A brief gap in the undulations has me urging Líri down again. She tucks her wings so flat against her frame she’s a luminous arrow plummeting almost directly for Uno’s dwindling shelter, nearly there before another ripple strikes.

Líri skids sideways. Gouges her claws so deep into the ground we come to an abrupt halt. Only my cramping grip on her reins keeps me from being torn off and tossed through the sky.

She drops low, her mane, tail, and tendrils whipping in the gusting bellows as I edge down her side, into the nook of shelter created by her arched body—gulping big blows of much-easier breath.

I peer into the turbulent surrounds, noting that Uno is as far away as Kyzari and her doting companion.

It’s not going to be efficient for me to crawl across to her first and ask for helpful tips, dammit.

Guess I’m going in blind.

I’m just about to edge into the raging open when Veya comes skidding toward us, screaming. I snatch her wrist moments before she can shoot off the cliff, then jerk her into my arms.

She crumples, releasing a heaved sob that speaks a thousand words.

“I can’t get to her!” She looks at me through bloodshot eyes, hair windblown, cheeks slapped red from the cold. “I’m so sorry, Raeve. I—”

“Helped get my daughter out of that fucking cell,” I holler, dragging her farther into the shelter.
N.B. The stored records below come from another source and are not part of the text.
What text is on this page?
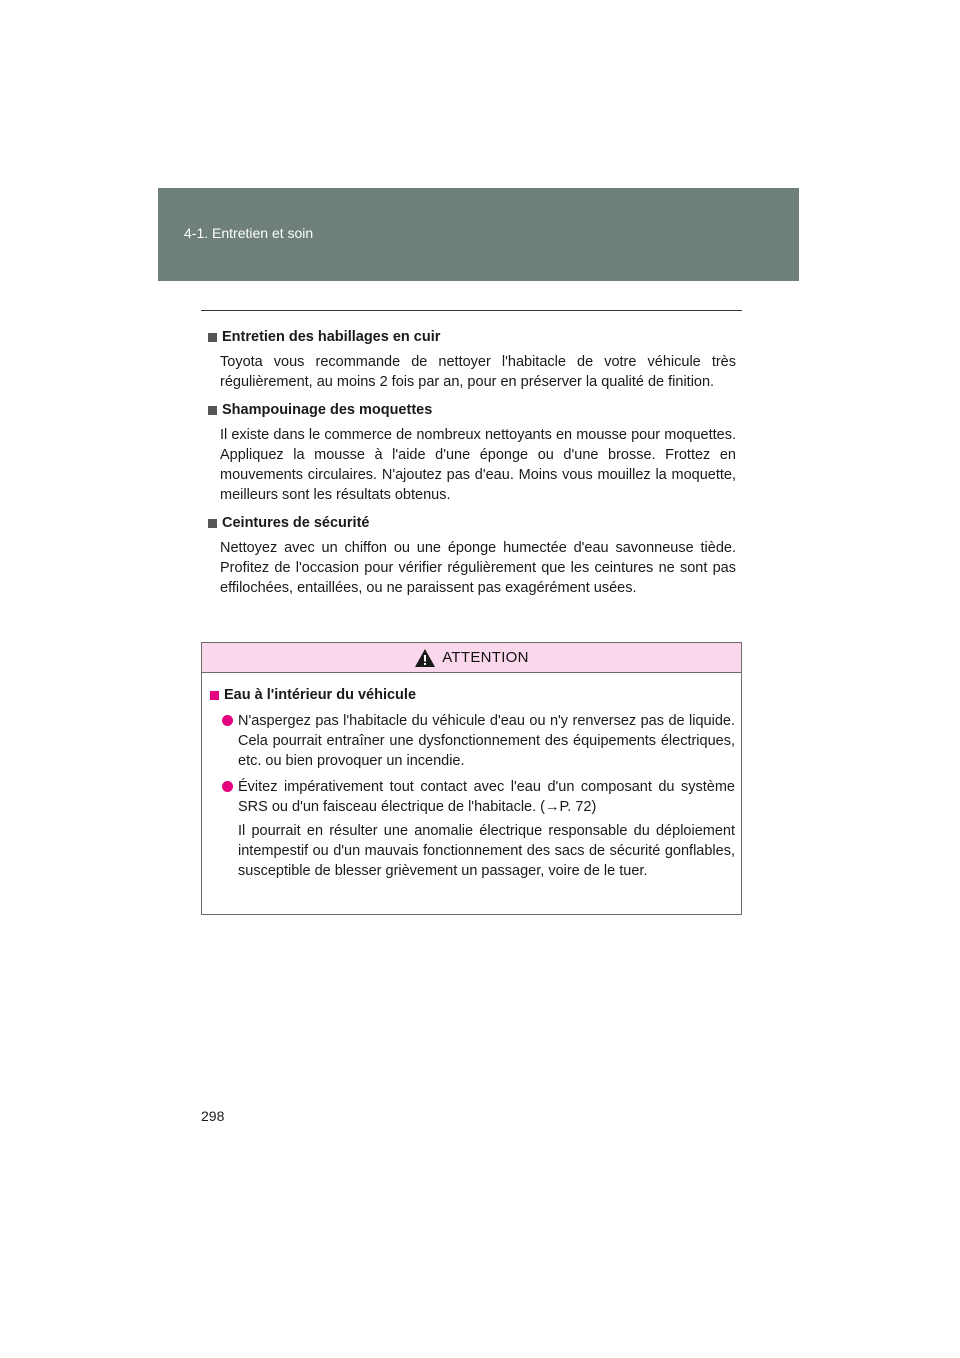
4-1. Entretien et soin

Entretien des habillages en cuir

Toyota vous recommande de nettoyer l'habitacle de votre véhicule très régulièrement, au moins 2 fois par an, pour en préserver la qualité de finition.

Shampouinage des moquettes

Il existe dans le commerce de nombreux nettoyants en mousse pour moquettes. Appliquez la mousse à l'aide d'une éponge ou d'une brosse. Frottez en mouvements circulaires. N'ajoutez pas d'eau. Moins vous mouillez la moquette, meilleurs sont les résultats obtenus.

Ceintures de sécurité

Nettoyez avec un chiffon ou une éponge humectée d'eau savonneuse tiède. Profitez de l'occasion pour vérifier régulièrement que les ceintures ne sont pas effilochées, entaillées, ou ne paraissent pas exagérément usées.

ATTENTION

Eau à l'intérieur du véhicule

N'aspergez pas l'habitacle du véhicule d'eau ou n'y renversez pas de liquide. Cela pourrait entraîner une dysfonctionnement des équipements électriques, etc. ou bien provoquer un incendie.
Évitez impérativement tout contact avec l'eau d'un composant du système SRS ou d'un faisceau électrique de l'habitacle. (→P. 72)

Il pourrait en résulter une anomalie électrique responsable du déploiement intempestif ou d'un mauvais fonctionnement des sacs de sécurité gonflables, susceptible de blesser grièvement un passager, voire de le tuer.

298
She blanches, eyes widening, her lips shaping two quiet words I can’t hear over the clamor:

“You know.”

I nod.

“I’m going to fix this,” I belt out with more confidence than I feel, unsteady in this unfamiliar terrain. Fearful that Kyzari was the one who tore Nee in two. That she doesn’t need or even want me.

Not anymore.

Either way, we have to stop the moons from falling before there’s nothing left to save.

“Stay here!”

I edge past Veya, open myself to Clode, and begin to sing a sturdy tune. The most flawless fucking song that’s ever graced my lips.

She abides, forging into a shield to soften the destructive force radiating from Kyzari, her responses spoken through gritted teeth. Like an adamant but slightly pissed-off charge into the worst of it.

I step out behind her, away from the shelter of Líri’s crouched form, squinting into the icy blast.

The tumult is a hundred fisted blows beating me over and over and over again, threatening to rip out my hair, almost tossing me to the ground despite Clode’s help. But by some miracle, I manage to push forward a single victorious step.

Shifting a mountain would feel like less of a conquest.

I pause, breathing hard, mapping out my next step as I regather my gusto. Punch my other foot forward—fast so I don’t risk toppling over. All the while, I gust Clode with tales of her beauty and prowess. Marvel at her fierce strength and poise. Beg her to hold; to get me there.

Another wobbling shift forward. Another.

Every step is a burning strain, the skin on my cheeks pulled back, hair threatening to strip from my scalp the closer I get to Kyzari.

But I don’t stop. Don’t falter, even when another boisterous assault whips all the breath from my lungs.

The winged being shifts. Turns his head to look back over his broad shoulder, past the wake of his fluttery cloak and the pitched arch of his silver wings, eyes striking me. Bold.

Challenging.

His mouth moves, inaudible to me. Though I think maybe she can hear him … remembering the way she was looking up at the being. With eyes full of love, hope, and relief—

He’s soothing my daughter. He’s singing a song that’s bringing her comfort.